Managing Director International Monetary Fund (IMF) Kristalina Georgieva (kiri) dan Menteri Keuangan Sri Mulyani Indrawati (kanan). (foto: Instagram @smindrawati)
JAKARTA, DDTCNews - Menteri Keuangan Sri Mulyani Indrawati bertemu Managing Director International Monetary Fund Kristalina Georgieva untuk membahas upaya-upaya dalam memitigasi risiko resesi global.
Sri Mulyani mengatakan semua negara harus terlibat dalam mendorong pemulihan ekonomi di tengah ketidakpastian global.

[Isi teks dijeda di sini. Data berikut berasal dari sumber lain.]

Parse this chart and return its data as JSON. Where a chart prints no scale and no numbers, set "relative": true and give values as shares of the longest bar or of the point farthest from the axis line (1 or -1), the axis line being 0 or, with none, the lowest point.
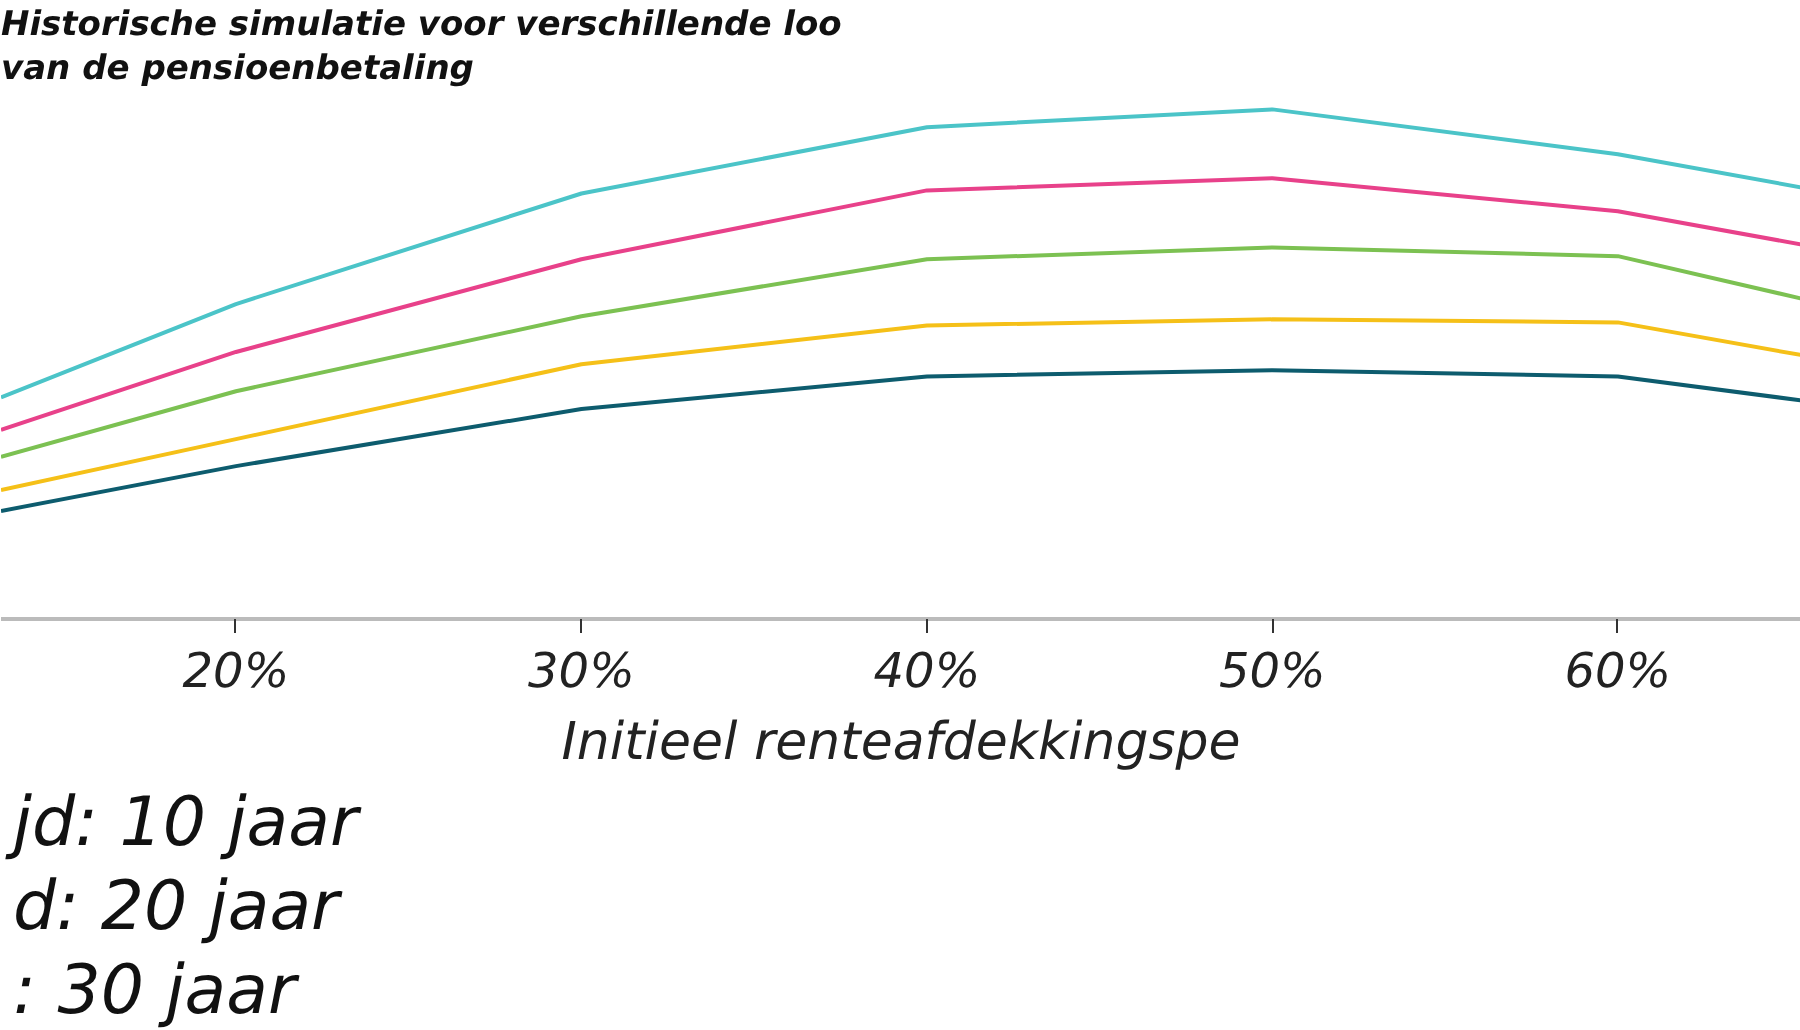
{
  "chart_data": {
    "type": "line",
    "title": "Historische simulatie voor verschillende loo",
    "subtitle": "van de pensioenbetaling",
    "xlabel": "Initieel renteafdekkingspe",
    "relative": true,
    "x": [
      13.2,
      20,
      30,
      40,
      50,
      60,
      65.3
    ],
    "xlim": [
      13.2,
      65.3
    ],
    "xticks": [
      {
        "value": 20,
        "label": "20%"
      },
      {
        "value": 30,
        "label": "30%"
      },
      {
        "value": 40,
        "label": "40%"
      },
      {
        "value": 50,
        "label": "50%"
      },
      {
        "value": 60,
        "label": "60%"
      }
    ],
    "series": [
      {
        "color": "#4bc4c8",
        "values": [
          0.435,
          0.618,
          0.835,
          0.965,
          1.0,
          0.912,
          0.847
        ]
      },
      {
        "color": "#e8418a",
        "values": [
          0.371,
          0.524,
          0.706,
          0.841,
          0.865,
          0.8,
          0.735
        ]
      },
      {
        "color": "#7cc152",
        "values": [
          0.318,
          0.447,
          0.594,
          0.706,
          0.729,
          0.712,
          0.629
        ]
      },
      {
        "color": "#f5c018",
        "values": [
          0.253,
          0.353,
          0.5,
          0.576,
          0.588,
          0.582,
          0.518
        ]
      },
      {
        "color": "#0d5c6e",
        "values": [
          0.212,
          0.3,
          0.412,
          0.476,
          0.488,
          0.476,
          0.429
        ]
      }
    ],
    "annotations": [
      "jd: 10 jaar",
      "d: 20 jaar",
      ": 30 jaar"
    ],
    "line_style": "solid",
    "marker": "none",
    "grid": false
  }
}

Menurutnya, perlu ada mekanisme yang bisa memitigasi risiko terjadinya resesi apabila tren pelemahan ekonomi terus berlanjut.
"Pemerintah Indonesia akan terus aktif mendukung dirumuskannya opsi-opsi dan langkah konkret untuk memitigasi risiko multikrisis saat ini," katanya dalam sebuah video yang diunggah pada akun Instagram @smindrawati, Selasa (11/10/2022).
Secara umum, lanjut Sri Mulyani, pertemuannya dengan Georgieva mendiskusikan perkembangan terkini ekonomi global. Keduanya pun berbagi kekhawatiran yang sama terkait dengan banyaknya negara di dunia yang sedang tidak baik-baik saja.
Dia menyebut sepertiga negara di dunia diperkirakan bakal mengalami tekanan ekonomi dalam 4-6 bulan ke depan, baik karena kesulitan akibat beban utang yang tinggi, lemahnya fundamental makroekonomi, maupun isu stabilitas politik.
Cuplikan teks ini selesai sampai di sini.